Chaque année à Paris au mois de mars, Paris rassemble les collectionneurs de dessin autour d’une poignée de temps forts. Il y a Drawing Now au Carreau du Temple, qui concentre le gratin du dessin contemporain; DDessin à l’Atelier Richelieu, qui fait la part belle aux artistes émergents; et surtout le Salon du Dessin qui accueille, au cœur du Palais Brongniart, une quarantaine de galeries triées sur le volet.

Depuis le début des années 90, cet événement est devenu le rendez-vous majeur des collectionneurs de dessin venus du monde entier. Un vrai voyage dans le temps où l’on croise aussi bien des encres de Dubuffet que des dessins préparatoires de Delacroix ou une œuvre inédite d’Ingres. Cette année, on y découvrira aussi pour la première fois des artistes contemporains chinois (présentés par la Galerie Hadrien de Montferrand) ainsi qu’une exposition de quarante acquisitions récentes de l’association Le Cabinet des amateurs de dessins de l’École des Beaux-Arts.

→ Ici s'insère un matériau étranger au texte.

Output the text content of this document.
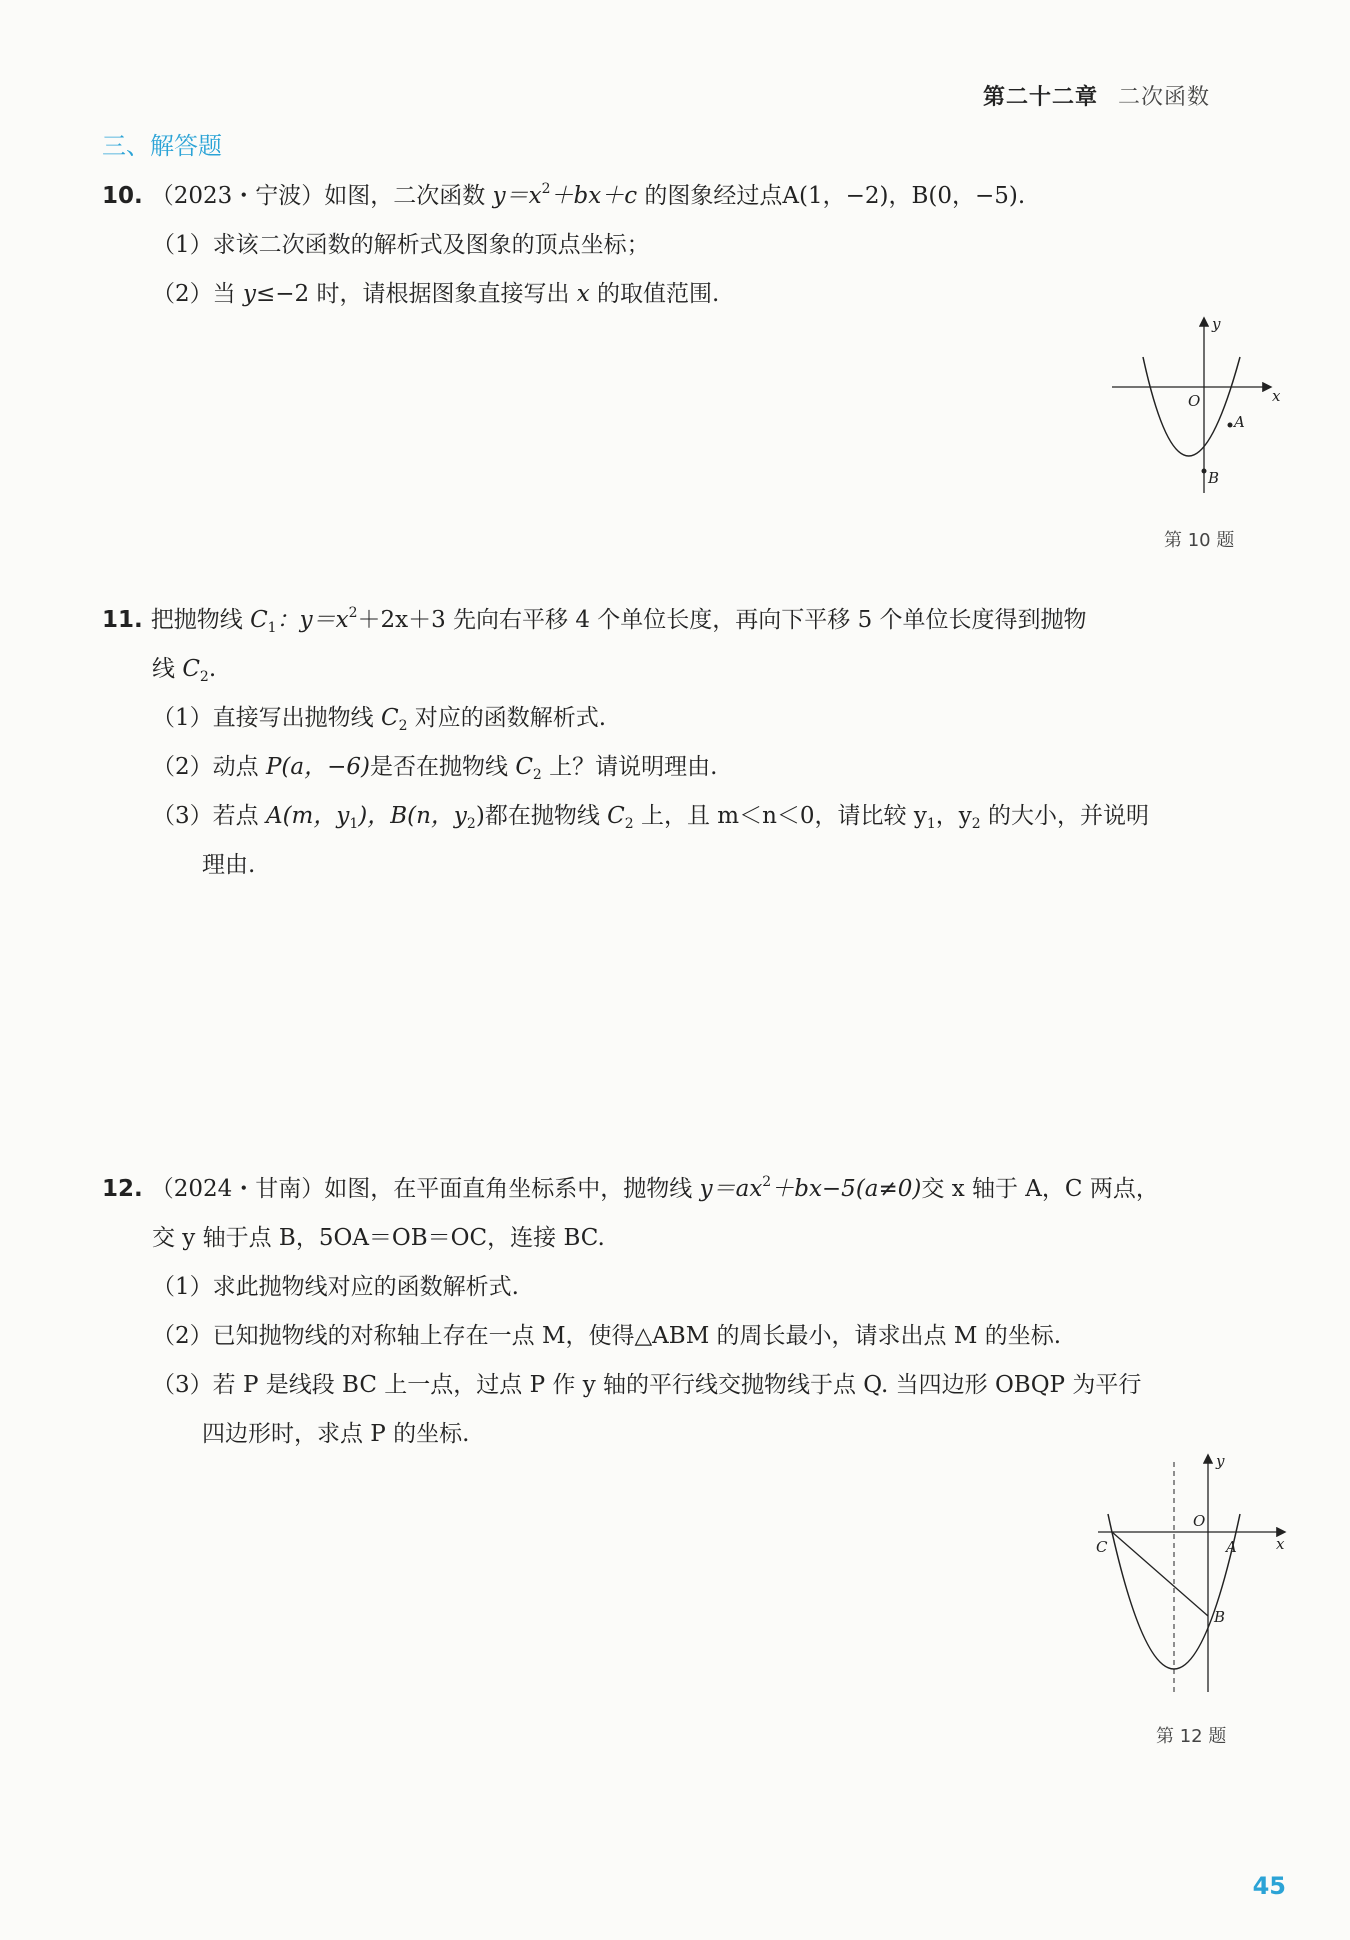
第二十二章 二次函数
三、解答题
10. （2023・宁波）如图，二次函数 $y=x^2+bx+c$ 的图象经过点A(1，−2)，B(0，−5).
（1）求该二次函数的解析式及图象的顶点坐标；
（2）当 y≤−2 时，请根据图象直接写出 x 的取值范围.
x
y
O
A
B
第 10 题
11. 把抛物线 $C_1$：$y=x^2+2x+3$ 先向右平移 4 个单位长度，再向下平移 5 个单位长度得到抛物
线 $C_2$.
（1）直接写出抛物线 $C_2$ 对应的函数解析式.
（2）动点 P(a，−6)是否在抛物线 $C_2$ 上？请说明理由.
（3）若点 A(m，$y_1$)，B(n，$y_2$)都在抛物线 $C_2$ 上，且 m＜n＜0，请比较 $y_1$，$y_2$ 的大小，并说明
理由.
12. （2024・甘南）如图，在平面直角坐标系中，抛物线 $y=ax^2+bx-5(a\ne 0)$交 x 轴于 A，C 两点，
交 y 轴于点 B，5OA＝OB＝OC，连接 BC.
（1）求此抛物线对应的函数解析式.
（2）已知抛物线的对称轴上存在一点 M，使得△ABM 的周长最小，请求出点 M 的坐标.
（3）若 P 是线段 BC 上一点，过点 P 作 y 轴的平行线交抛物线于点 Q. 当四边形 OBQP 为平行
四边形时，求点 P 的坐标.
x
y
O
A
B
C
第 12 题
45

À la veille de l’événement parisien, son président Louis de Bayser est revenu pour nous sur les grandes lignes de ce rendez-vous de passionnés, qui gagne en qualité chaque année.

NEWS OF THE ART WORLD – Pour sa 26ème édition, le Salon du Dessin introduit pour la première fois une galerie présentant des dessins contemporains chinois. Cela participe d’une volonté de se diversifier ?

Louis de Bayser – La présence de la galerie Hadrien de Montferrand, qui va présenter des artistes chinois, représente en effet une ouverture sur un nouveau marché et de nouveaux artistes. Jusqu’à présent, les galeries présentes au salon montraient surtout des artistes occidentaux. Nous voulions rendre hommage à la forte sensibilité pour le dessin qui existe en Chine.

Nous sommes toujours ouverts aux suggestions lors de la sélection des galeries. Le seul impératif, c’est de garder un niveau de qualité au moins équivalent à celui de l’année précédente. Nous avons à cœur de rester fidèles à un esprit de diversité dans les époques et les sujets.

L’ouverture sur le dessin contemporain semble toujours plus importante au sein du salon…

Nous présentons des dessins modernes et contemporains depuis la première édition. La différence aujourd’hui c’est que les marchands de dessins anciens et traditionnels proposent eux aussi des artistes plus récents. Les dessins modernes et contemporains sont désormais présents sur un nombre important de stands.

Le Salon du Dessin met en avant une nouvelle génération de marchands. Le dessin est-il de plus en plus attractif ?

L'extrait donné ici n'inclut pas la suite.